By combining A_{i}, B_{i}, and C_{i}, we estimated two impact measures:
 AD_{i}^{A} ^{+}^{B} = A_{i} + B_{i}, the number of deaths among residents of i attributable to exposures in the region (i.e., the exposure in i or in other municipalities of the region); and
 AD_{i}^{A} ^{+}^{C} = A_{i} + C_{i}, the number of deaths among residents of the region (i.e., the residents in i or in other municipalities of the region) attributable to exposure in i.
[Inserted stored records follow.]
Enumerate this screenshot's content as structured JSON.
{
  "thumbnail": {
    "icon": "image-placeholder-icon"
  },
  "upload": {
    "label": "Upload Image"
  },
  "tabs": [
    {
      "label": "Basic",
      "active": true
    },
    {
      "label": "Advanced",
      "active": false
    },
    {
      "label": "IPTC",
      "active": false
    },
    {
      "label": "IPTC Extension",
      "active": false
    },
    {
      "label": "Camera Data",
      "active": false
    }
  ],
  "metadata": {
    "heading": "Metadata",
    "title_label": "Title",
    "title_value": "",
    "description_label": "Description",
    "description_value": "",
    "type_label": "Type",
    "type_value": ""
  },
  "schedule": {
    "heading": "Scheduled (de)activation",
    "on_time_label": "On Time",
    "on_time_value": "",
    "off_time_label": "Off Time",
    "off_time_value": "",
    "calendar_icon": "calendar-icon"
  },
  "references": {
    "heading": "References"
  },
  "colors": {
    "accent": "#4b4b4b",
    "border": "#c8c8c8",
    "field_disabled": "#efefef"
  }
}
It should be noted that Σ_{i}B_{i} = Σ_{i}C_{i}, which is the total estimated number of deaths due to commutingrelated exposure in the region, and Σ_{i}AD_{i}^{A + B} = Σ_{i}AD_{i}^{A + C}.
Air pollutant reduction scenarios. We estimated AD under different reduction scenarios (RS) corresponding to different definitions of the threshold x_{0}:
 RS0: x_{0} = 20 μg/m^{3}, the WHO Air Quality Guideline threshold for PM_{10} annual average (WHO 2005);
 RS1: x_{0} = 40 μg/m^{3}, the European Union (EU) limit for PM_{10} annual average (EU 2008);
 RS2: x_{0} equal to a reduction of 20% in the observed annual concentration of PM_{10}, provided it is > 20 μg/m^{3};
 RS3: x_{0} equal to a reduction of 20% in the observed annual concentration of PM_{10}, provided it is > 40 μg/m^{3}.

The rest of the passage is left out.